Ultimately, it appears that around midnight UTC, the .fj zone started to be signed with a key that was not in the root zone DS, possibly as the result of a scheduled rollover that happened without checking that the root zone was updated first by IANA, which updates the root zone. (IANA owns contact with the TLD operators, and instructs the Root Zone Publisher on the changes to make in the next version of the root zone.)
DNSSEC problems as the root cause of the observed issue align with the observation in the Hacker News comments that some were able to access .fj websites, while others were not. Users behind resolvers doing strict DNSSEC validation would have seen an error in their browser, while users behind less strict resolvers would have been able to access the sites without a problem.
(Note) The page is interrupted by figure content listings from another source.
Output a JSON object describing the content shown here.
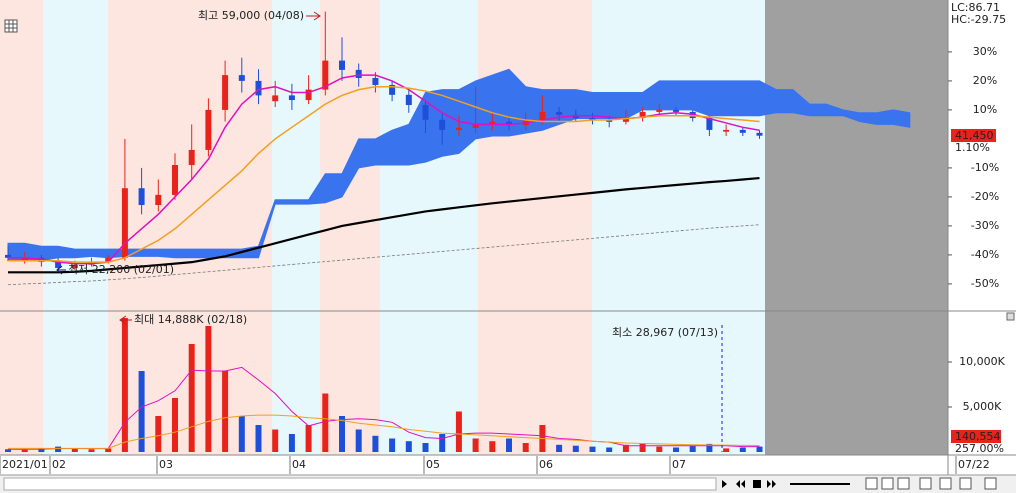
{
  "chart_data": {
    "type": "candlestick",
    "ylim": [
      -59,
      47.9
    ],
    "yticks": [
      {
        "value": 30,
        "label": "30%"
      },
      {
        "value": 20,
        "label": "20%"
      },
      {
        "value": 10,
        "label": "10%"
      },
      {
        "value": -10,
        "label": "-10%"
      },
      {
        "value": -20,
        "label": "-20%"
      },
      {
        "value": -30,
        "label": "-30%"
      },
      {
        "value": -40,
        "label": "-40%"
      },
      {
        "value": -50,
        "label": "-50%"
      }
    ],
    "x_labels": [
      "2021/01",
      "02",
      "03",
      "04",
      "05",
      "06",
      "07",
      "07/22"
    ],
    "indicators": [
      "LC:86.71",
      "HC:-29.75"
    ],
    "annotations": {
      "high": "최고 59,000 (04/08)",
      "low": "최저 22,200 (02/01)",
      "vol_max": "최대 14,888K (02/18)",
      "vol_min": "최소 28,967 (07/13)"
    },
    "price_tag": "41,450",
    "change_tag": "1.10%",
    "volume_tag": "140,554",
    "volume_ratio_tag": "257.00%",
    "up_color": "#e8231b",
    "down_color": "#1e4fd8",
    "ohlc": [
      [
        -40,
        -37,
        -42,
        -41
      ],
      [
        -42,
        -39,
        -43,
        -41
      ],
      [
        -41,
        -40,
        -44,
        -42.4
      ],
      [
        -42.4,
        -41,
        -45.9,
        -44.5
      ],
      [
        -44.5,
        -42,
        -45,
        -43.4
      ],
      [
        -43.4,
        -41,
        -44,
        -42.4
      ],
      [
        -42.4,
        -40,
        -43,
        -41
      ],
      [
        -41,
        0,
        -42,
        -17
      ],
      [
        -17,
        -10,
        -26,
        -22.8
      ],
      [
        -22.8,
        -14,
        -25,
        -19.3
      ],
      [
        -19.3,
        -5,
        -21,
        -9
      ],
      [
        -9,
        5,
        -14,
        -3.8
      ],
      [
        -3.8,
        14,
        -6,
        10
      ],
      [
        10,
        27,
        6,
        22
      ],
      [
        22,
        28,
        16,
        20
      ],
      [
        20,
        24,
        12,
        15
      ],
      [
        13,
        20,
        11,
        15
      ],
      [
        15,
        19,
        10,
        13.4
      ],
      [
        13.4,
        22,
        12,
        17
      ],
      [
        17,
        43.9,
        15,
        27
      ],
      [
        27,
        35,
        20,
        23.8
      ],
      [
        23.8,
        26,
        18,
        21
      ],
      [
        21,
        23,
        16,
        18.6
      ],
      [
        18.6,
        20,
        13,
        15.2
      ],
      [
        15.2,
        17,
        9,
        11.7
      ],
      [
        11.7,
        13,
        2,
        6.6
      ],
      [
        6.6,
        9,
        -2,
        3.1
      ],
      [
        3.1,
        8,
        1,
        3.8
      ],
      [
        3.8,
        18,
        2,
        4.8
      ],
      [
        4.8,
        9,
        3,
        5.9
      ],
      [
        5.9,
        8,
        3,
        4.8
      ],
      [
        4.8,
        9,
        3,
        6.6
      ],
      [
        6.6,
        15,
        5,
        9.3
      ],
      [
        9.3,
        11,
        6,
        8.3
      ],
      [
        8.3,
        10,
        6,
        7.2
      ],
      [
        7.2,
        9,
        5,
        6.6
      ],
      [
        6.6,
        8,
        4,
        5.9
      ],
      [
        5.9,
        10,
        5,
        7.2
      ],
      [
        7.2,
        11,
        6,
        9.3
      ],
      [
        9.3,
        12,
        8,
        10
      ],
      [
        10,
        11,
        8,
        9.3
      ],
      [
        9.3,
        10,
        6,
        7.2
      ],
      [
        7.2,
        8,
        1,
        3.1
      ],
      [
        2.5,
        5,
        1,
        3.1
      ],
      [
        3.1,
        4,
        1,
        2.1
      ],
      [
        2.1,
        3,
        0,
        1.1
      ]
    ],
    "lines": [
      {
        "color": "#e010c0",
        "width": 1.5,
        "values": [
          -41,
          -41,
          -41.5,
          -42.5,
          -43,
          -43,
          -42.5,
          -36,
          -31,
          -26,
          -20,
          -14,
          -7,
          4,
          12,
          17,
          18,
          16,
          16,
          18,
          21,
          22,
          22,
          20,
          17,
          13,
          9,
          6,
          5,
          5,
          5,
          5.5,
          6.5,
          7.5,
          8,
          8,
          7.5,
          7,
          7.5,
          8.5,
          9,
          8.5,
          7,
          5.5,
          4,
          3
        ]
      },
      {
        "color": "#f0a020",
        "width": 1.5,
        "values": [
          -42,
          -42,
          -42,
          -42,
          -42.5,
          -42.5,
          -42.5,
          -41,
          -38,
          -35,
          -31,
          -26,
          -21,
          -16,
          -11,
          -5,
          0,
          4,
          8,
          12,
          15,
          17,
          18,
          18,
          17.5,
          16.5,
          15,
          13,
          11,
          9,
          7.5,
          6.5,
          6,
          6,
          6,
          6.5,
          6.5,
          7,
          7.5,
          8,
          8,
          8,
          7.5,
          7,
          6.5,
          6
        ]
      },
      {
        "color": "#000000",
        "width": 2.2,
        "values": [
          -46,
          -46,
          -46,
          -46,
          -45.8,
          -45.5,
          -45,
          -44.5,
          -44,
          -43.5,
          -43,
          -42.5,
          -41.5,
          -40.5,
          -39,
          -37.5,
          -36,
          -34.5,
          -33,
          -31.5,
          -30,
          -29,
          -28,
          -27,
          -26,
          -25,
          -24.3,
          -23.6,
          -22.9,
          -22.2,
          -21.6,
          -21,
          -20.4,
          -19.8,
          -19.2,
          -18.6,
          -18,
          -17.4,
          -16.9,
          -16.4,
          -15.9,
          -15.4,
          -14.9,
          -14.5,
          -14,
          -13.5
        ]
      },
      {
        "color": "#777777",
        "width": 0.8,
        "dashed": true,
        "values": [
          -50.3,
          -50,
          -49.8,
          -49.5,
          -49.2,
          -49,
          -48.6,
          -48.2,
          -47.8,
          -47.3,
          -46.8,
          -46.3,
          -45.8,
          -45.3,
          -44.8,
          -44.3,
          -43.8,
          -43.3,
          -42.8,
          -42.3,
          -41.8,
          -41.3,
          -40.8,
          -40.3,
          -39.8,
          -39.3,
          -38.8,
          -38.3,
          -37.8,
          -37.3,
          -36.8,
          -36.3,
          -35.8,
          -35.3,
          -34.8,
          -34.3,
          -33.8,
          -33.3,
          -32.8,
          -32.3,
          -31.8,
          -31.3,
          -30.8,
          -30.4,
          -30,
          -29.6
        ]
      }
    ],
    "cloud": {
      "color": "#3a73ee",
      "upper": [
        -36,
        -36,
        -37,
        -37,
        -38,
        -38,
        -38,
        -38,
        -38,
        -38,
        -38,
        -38,
        -38,
        -38,
        -38,
        -37,
        -21,
        -21,
        -21,
        -12,
        -12,
        0,
        0,
        3,
        5,
        16,
        17,
        17,
        20,
        22,
        24,
        18,
        17,
        17,
        17,
        16,
        16,
        16,
        16,
        20,
        20,
        20,
        20,
        20,
        20,
        20,
        17,
        17,
        12,
        12,
        10,
        9,
        9,
        10,
        9
      ],
      "lower": [
        -42,
        -42,
        -42,
        -41,
        -41,
        -40.5,
        -41,
        -40.5,
        -40.5,
        -40.5,
        -41,
        -41,
        -41,
        -41,
        -41,
        -41,
        -22.5,
        -22.5,
        -22.5,
        -22,
        -20,
        -10,
        -9,
        -9,
        -9,
        -8,
        -6,
        -5,
        0,
        1,
        1,
        2,
        3,
        5,
        7,
        7,
        7,
        7,
        10,
        10,
        10,
        10,
        8,
        8,
        8,
        8,
        9,
        9,
        8,
        8,
        8,
        6,
        5,
        5,
        4
      ]
    },
    "volume": {
      "ylim": [
        0,
        15000
      ],
      "yticks": [
        {
          "value": 5000,
          "label": "5,000K"
        },
        {
          "value": 10000,
          "label": "10,000K"
        }
      ],
      "values": [
        300,
        250,
        400,
        600,
        350,
        300,
        400,
        14888,
        9000,
        4000,
        6000,
        12000,
        14000,
        9000,
        4000,
        3000,
        2500,
        2000,
        3000,
        6500,
        4000,
        2500,
        1800,
        1500,
        1200,
        1000,
        2000,
        4500,
        1500,
        1200,
        1500,
        1000,
        3000,
        800,
        700,
        600,
        500,
        800,
        1000,
        600,
        500,
        700,
        900,
        400,
        500,
        600
      ],
      "lines": [
        {
          "color": "#e010c0",
          "values": [
            300,
            300,
            320,
            380,
            390,
            380,
            380,
            3300,
            5000,
            5700,
            6800,
            9100,
            9000,
            9000,
            9400,
            8000,
            6500,
            4500,
            2900,
            3400,
            3600,
            3700,
            3600,
            3300,
            2200,
            1600,
            1500,
            2000,
            2100,
            2100,
            2000,
            1900,
            1800,
            1500,
            1400,
            1200,
            1100,
            700,
            700,
            700,
            700,
            700,
            700,
            700,
            600,
            600
          ]
        },
        {
          "color": "#f0a020",
          "values": [
            400,
            400,
            400,
            400,
            400,
            400,
            400,
            1100,
            1500,
            1800,
            2200,
            2800,
            3400,
            3800,
            4000,
            4100,
            4100,
            4000,
            3800,
            3700,
            3500,
            3200,
            3000,
            2800,
            2500,
            2300,
            2100,
            2000,
            1900,
            1800,
            1700,
            1600,
            1500,
            1400,
            1300,
            1200,
            1100,
            1000,
            950,
            900,
            850,
            800,
            780,
            760,
            740,
            720
          ]
        }
      ]
    }
  }
}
Further analysis of Cloudflare resolver metrics indicates that the problem was resolved around 1400 UTC, when the DS was updated. When DNSSEC is improperly configured for a single domain name, it can cause problems accessing websites or applications in that zone. However, when the misconfiguration occurs at a ccTLD level, the impact is much more significant. Unfortunately, this seems to occur all too often.
(Thank you to Ólafur Guðmundsson for his DNSSEC expertise.)